Marguerite alla trouver Jeanne, et lui dit:
«Il faut pourtant que tu ailles chez M. le curé pour le prier de venir voir Pierre, qui est revenu; moi, je n'oserais pas.
--Pourquoi donc? est-ce qu'il est encore malade?
--Il est pis que jamais.»
Jeanne alla chercher M. le curé, qui recula en voyant les deux jambes de Pierre.
«Malheureux garçon! vous n'avez donc pas tenu compte de ce que je vous ai dit?
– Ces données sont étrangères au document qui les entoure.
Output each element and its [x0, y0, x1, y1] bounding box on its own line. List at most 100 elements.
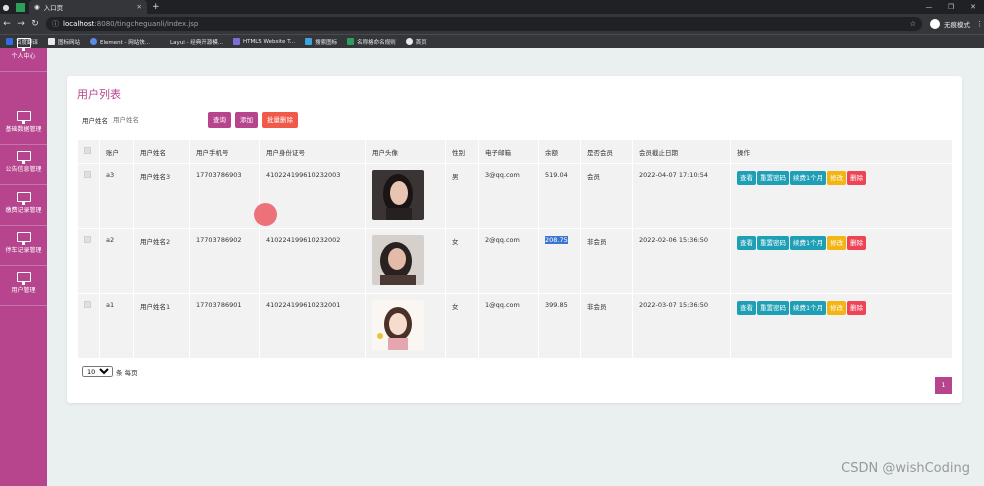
delete-button[interactable]: 删除: [847, 171, 867, 185]
browser-tab[interactable]: ◉ 入口页 ✕: [29, 0, 147, 14]
address-bar-row: ← → ↻ ⓘ localhost:8080/tingcheguanli/ind…: [0, 14, 984, 34]
bookmark-icon: [305, 38, 313, 45]
cell-phone: 17703786902: [189, 228, 260, 294]
incognito-icon[interactable]: [930, 19, 940, 29]
avatar: [372, 300, 424, 350]
bookmark-icon: [48, 38, 56, 45]
new-tab-button[interactable]: +: [152, 2, 160, 12]
chrome-menu-icon[interactable]: ●: [0, 3, 12, 12]
row-select-cell[interactable]: [77, 293, 100, 359]
sidebar-item-users[interactable]: 用户管理: [0, 266, 47, 306]
search-input[interactable]: [113, 113, 191, 127]
add-button[interactable]: 添加: [235, 112, 258, 128]
cell-phone: 17703786901: [189, 293, 260, 359]
sidebar-item-label: 个人中心: [11, 53, 36, 60]
sidebar-item-label: 用户管理: [11, 287, 36, 294]
page-number-button[interactable]: 1: [935, 377, 952, 394]
renew-button[interactable]: 续费1个月: [790, 301, 827, 315]
row-select-cell[interactable]: [77, 228, 100, 294]
bookmark-item[interactable]: 名称格命名规则: [347, 38, 396, 46]
page-title: 用户列表: [77, 88, 121, 101]
sidebar: 个人中心 基础数据管理 公告信息管理 缴费记录管理 停车记录管理 用户管理: [0, 38, 47, 486]
sidebar-item-payment[interactable]: 缴费记录管理: [0, 186, 47, 226]
app-icon[interactable]: [16, 2, 25, 12]
reset-password-button[interactable]: 重置密码: [757, 236, 789, 250]
sidebar-item-personal[interactable]: 个人中心: [0, 32, 47, 72]
url-host: localhost: [63, 20, 95, 28]
reload-icon[interactable]: ↻: [28, 19, 42, 29]
close-window-icon[interactable]: ✕: [962, 3, 984, 11]
edit-button[interactable]: 修改: [827, 301, 847, 315]
bookmark-item[interactable]: Element - 网站快...: [90, 38, 150, 46]
cell-gender: 男: [445, 163, 479, 229]
reset-password-button[interactable]: 重置密码: [757, 301, 789, 315]
cell-name: 用户姓名1: [133, 293, 190, 359]
bookmark-label: 搜索图标: [315, 39, 338, 46]
close-tab-icon[interactable]: ✕: [137, 3, 142, 11]
query-button[interactable]: 查询: [208, 112, 231, 128]
delete-button[interactable]: 删除: [847, 236, 867, 250]
cell-member: 会员: [580, 163, 633, 229]
bookmark-icon: [232, 38, 240, 45]
balance-selected-text: 208.75: [545, 236, 568, 244]
select-all-checkbox[interactable]: [84, 147, 91, 154]
renew-button[interactable]: 续费1个月: [790, 171, 827, 185]
edit-button[interactable]: 修改: [827, 171, 847, 185]
cell-actions: 查看 重置密码 续费1个月 修改 删除: [730, 228, 953, 294]
url-input[interactable]: ⓘ localhost:8080/tingcheguanli/index.jsp…: [46, 17, 922, 31]
edit-button[interactable]: 修改: [827, 236, 847, 250]
column-header: 用户姓名: [133, 139, 190, 164]
view-button[interactable]: 查看: [737, 301, 756, 315]
url-path: :8080/tingcheguanli/index.jsp: [94, 20, 199, 28]
bookmark-item[interactable]: 首页: [405, 38, 427, 46]
avatar: [372, 170, 424, 220]
header-select-all[interactable]: [77, 139, 100, 164]
minimize-icon[interactable]: —: [918, 3, 940, 11]
batch-delete-button[interactable]: 批量删除: [262, 112, 298, 128]
delete-button[interactable]: 删除: [847, 301, 867, 315]
main-area: 用户列表 用户姓名 查询 添加 批量删除 账户 用户姓名 用户手机号 用户身份证…: [47, 48, 984, 486]
bookmark-item[interactable]: Layui - 经典开源模...: [160, 38, 223, 46]
reset-password-button[interactable]: 重置密码: [757, 171, 789, 185]
cell-gender: 女: [445, 228, 479, 294]
monitor-icon: [16, 38, 31, 51]
row-checkbox[interactable]: [84, 301, 91, 308]
back-icon[interactable]: ←: [0, 19, 14, 29]
search-bar: 用户姓名 查询 添加 批量删除: [82, 112, 302, 128]
cell-id-card: 410224199610232002: [259, 228, 366, 294]
bookmark-item[interactable]: HTML5 Website T...: [232, 38, 296, 45]
cell-phone: 17703786903: [189, 163, 260, 229]
bookmark-item[interactable]: 图标网站: [48, 38, 80, 46]
view-button[interactable]: 查看: [737, 171, 756, 185]
cell-id-card: 410224199610232001: [259, 293, 366, 359]
restore-icon[interactable]: ❐: [940, 3, 962, 11]
menu-dots-icon[interactable]: ⋮: [976, 20, 983, 28]
cell-balance: 399.85: [538, 293, 581, 359]
bookmark-item[interactable]: 搜索图标: [305, 38, 337, 46]
cell-account: a2: [99, 228, 134, 294]
forward-icon[interactable]: →: [14, 19, 28, 29]
row-checkbox[interactable]: [84, 236, 91, 243]
page-size-select[interactable]: 10: [82, 366, 113, 377]
renew-button[interactable]: 续费1个月: [790, 236, 827, 250]
row-select-cell[interactable]: [77, 163, 100, 229]
row-checkbox[interactable]: [84, 171, 91, 178]
cell-name: 用户姓名3: [133, 163, 190, 229]
cell-name: 用户姓名2: [133, 228, 190, 294]
bookmark-label: HTML5 Website T...: [242, 38, 296, 45]
sidebar-item-notice[interactable]: 公告信息管理: [0, 145, 47, 185]
column-header: 性别: [445, 139, 479, 164]
cell-avatar: [365, 228, 446, 294]
column-header: 账户: [99, 139, 134, 164]
page-size-control: 10 条 每页: [82, 366, 138, 377]
column-header: 是否会员: [580, 139, 633, 164]
bookmark-star-icon[interactable]: ☆: [910, 20, 916, 28]
sidebar-item-parking[interactable]: 停车记录管理: [0, 226, 47, 266]
cell-email: 3@qq.com: [478, 163, 539, 229]
profile-label[interactable]: 无痕模式: [944, 19, 970, 29]
view-button[interactable]: 查看: [737, 236, 756, 250]
sidebar-item-basic-data[interactable]: 基础数据管理: [0, 105, 47, 145]
sidebar-item-label: 基础数据管理: [5, 126, 42, 133]
monitor-icon: [16, 272, 31, 285]
info-icon[interactable]: ⓘ: [52, 19, 59, 29]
--Dame! quand j'ai vu, monsieur, que vous m'aviez si bien guéri, j'ai cru que je pouvais travailler comme les autres.»
Jeanne regarda Marguerite, qui rougit et détourna la tête.
Pierre, je vous l'ai déjà dit, on est toujours puni quand on fait mal. Vous n'avez pas voulu me croire, moi, votre pasteur, et qui vous ai soigné si longtemps; aujourd'hui, je ne puis plus vous guérir, parce qu'il vous faut des soins et une nourriture que vous ne pourrez pas trouver chez votre frère. Je vais tâcher de vous faire entrer à l'hôpital de Bourges.
--A l'hôpital, monsieur!
--Oui, Pierre, à l'hôpital; vous y serez bien traité; je vous recommanderai aux soeurs et à M. l'aumônier, qui s'occuperont de vous trouver un apprentissage quand vous serez guéri. Je ne vois que trois états qui vous conviennent: tailleur, cordonnier ou tisserand; encore les jambes fatiguent-elles trop dans ce dernier métier.
--Monsieur le curé, j'aimerais l'état de tailleur; je sais tenir une aiguille, parce que je fais des chapeaux de paille, et je sens que je n'y serais pas maladroit.»